Zink said Gumer had $500,000 in gambling debts and had not paid any taxes for years when he was working for Hollywood Pavilion. “He was a weak man,” Zink said, “who was willing to sell his license for money.”
The prosecutor described Humes as a career criminal who was paid more than $400,000 by Hollywood Pavilion’s CEO, Kallen-Zury, for purported “marketing services” to the company. Zink called that contract a “cover-up.”
“She knew it was a crime,” Zink said. “She paid for it, and she admitted it.”
On the witness stand, Kallen-Zury testified about her company’s relationship with Humes and other patient recruiters: “Referrals were my business,” Kallen-Zury said.
Her defense attorney, Michael Pasano, argued that she believed she was following Medicare policy and that her company’s payments to Humes and others were lawful.
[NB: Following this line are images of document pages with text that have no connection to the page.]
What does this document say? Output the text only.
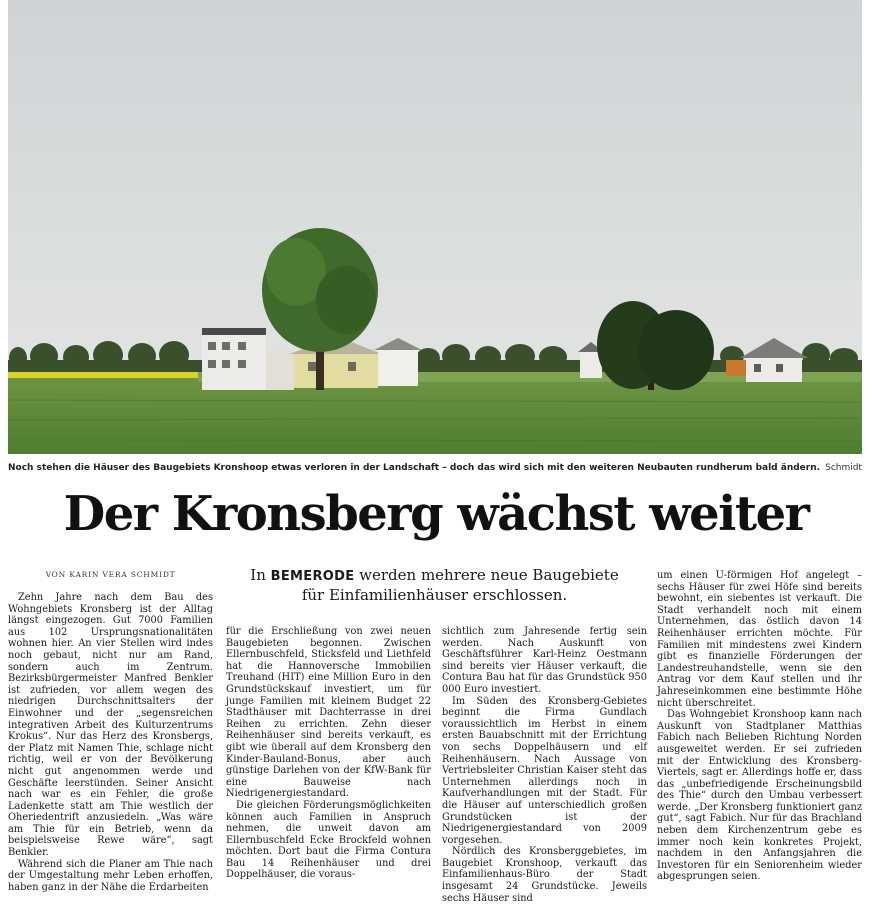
Noch stehen die Häuser des Baugebiets Kronshoop etwas verloren in der Landschaft – doch das wird sich mit den weiteren Neubauten rundherum bald ändern. Schmidt
Der Kronsberg wächst weiter
VON KARIN VERA SCHMIDT	In BEMERODE werden mehrere neue Baugebiete
für Einfamilienhäuser erschlossen.

Zehn Jahre nach dem Bau des Wohngebiets Kronsberg ist der Alltag längst eingezogen. Gut 7000 Familien aus 102 Ursprungsnationalitäten wohnen hier. An vier Stellen wird indes noch gebaut, nicht nur am Rand, sondern auch im Zentrum. Bezirksbürgermeister Manfred Benkler ist zufrieden, vor allem wegen des niedrigen Durchschnittsalters der Einwohner und der „segensreichen integrativen Arbeit des Kulturzentrums Krokus“. Nur das Herz des Kronsbergs, der Platz mit Namen Thie, schlage nicht richtig, weil er von der Bevölkerung nicht gut angenommen werde und Geschäfte leerstünden. Seiner Ansicht nach war es ein Fehler, die große Ladenkette statt am Thie westlich der Oheriedentrift anzusiedeln. „Was wäre am Thie für ein Betrieb, wenn da beispielsweise Rewe wäre“, sagt Benkler.

Während sich die Planer am Thie nach der Umgestaltung mehr Leben erhoffen, haben ganz in der Nähe die Erdarbeiten

für die Erschließung von zwei neuen Baugebieten begonnen. Zwischen Ellernbuschfeld, Sticksfeld und Liethfeld hat die Hannoversche Immobilien Treuhand (HIT) eine Million Euro in den Grundstückskauf investiert, um für junge Familien mit kleinem Budget 22 Stadthäuser mit Dachterrasse in drei Reihen zu errichten. Zehn dieser Reihenhäuser sind bereits verkauft, es gibt wie überall auf dem Kronsberg den Kinder-Bauland-Bonus, aber auch günstige Darlehen von der KfW-Bank für eine Bauweise nach Niedrigenergiestandard.

Die gleichen Förderungsmöglichkeiten können auch Familien in Anspruch nehmen, die unweit davon am Ellernbuschfeld Ecke Brockfeld wohnen möchten. Dort baut die Firma Contura Bau 14 Reihenhäuser und drei Doppelhäuser, die voraus-

sichtlich zum Jahresende fertig sein werden. Nach Auskunft von Geschäftsführer Karl-Heinz Oestmann sind bereits vier Häuser verkauft, die Contura Bau hat für das Grundstück 950 000 Euro investiert.

Im Süden des Kronsberg-Gebietes beginnt die Firma Gundlach voraussichtlich im Herbst in einem ersten Bauabschnitt mit der Errichtung von sechs Doppelhäusern und elf Reihenhäusern. Nach Aussage von Vertriebsleiter Christian Kaiser steht das Unternehmen allerdings noch in Kaufverhandlungen mit der Stadt. Für die Häuser auf unterschiedlich großen Grundstücken ist der Niedrigenergiestandard von 2009 vorgesehen.

Nördlich des Kronsberggebietes, im Baugebiet Kronshoop, verkauft das Einfamilienhaus-Büro der Stadt insgesamt 24 Grundstücke. Jeweils sechs Häuser sind

um einen U-förmigen Hof angelegt – sechs Häuser für zwei Höfe sind bereits bewohnt, ein siebentes ist verkauft. Die Stadt verhandelt noch mit einem Unternehmen, das östlich davon 14 Reihenhäuser errichten möchte. Für Familien mit mindestens zwei Kindern gibt es finanzielle Förderungen der Landestreuhandstelle, wenn sie den Antrag vor dem Kauf stellen und ihr Jahreseinkommen eine bestimmte Höhe nicht überschreitet.

Das Wohngebiet Kronshoop kann nach Auskunft von Stadtplaner Matthias Fabich nach Belieben Richtung Norden ausgeweitet werden. Er sei zufrieden mit der Entwicklung des Kronsberg-Viertels, sagt er. Allerdings hoffe er, dass das „unbefriedigende Erscheinungsbild des Thie“ durch den Umbau verbessert werde. „Der Kronsberg funktioniert ganz gut“, sagt Fabich. Nur für das Brachland neben dem Kirchenzentrum gebe es immer noch kein konkretes Projekt, nachdem in den Anfangsjahren die Investoren für ein Seniorenheim wieder abgesprungen seien.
Pasano described his client as a hard-working woman who took over the 40-year-old Hollywood Pavilion business from her father, and has lived an honorable life catering to women and men with psychological illnesses, such as schizophrenia and bipolar disorders.
In closing, Zink told the jurors a starkly different story, saying that Kallen-Zury and the other defendants exploited vulnerable patients who did not qualify for or actually need psychotherapy treatments under Medicare. As a result, Medicare, a program built on trust, was fleeced for millions, he said.
“That was Medicare’s problem,” said Zink, who handled the case with prosecutor Andrew Warren. “It trusted Karen Kallen-Zury; it trusted Daisy Miller; it trusted Christian Coloma; and it trusted Michele Petrie.
“The defendants betrayed that trust.”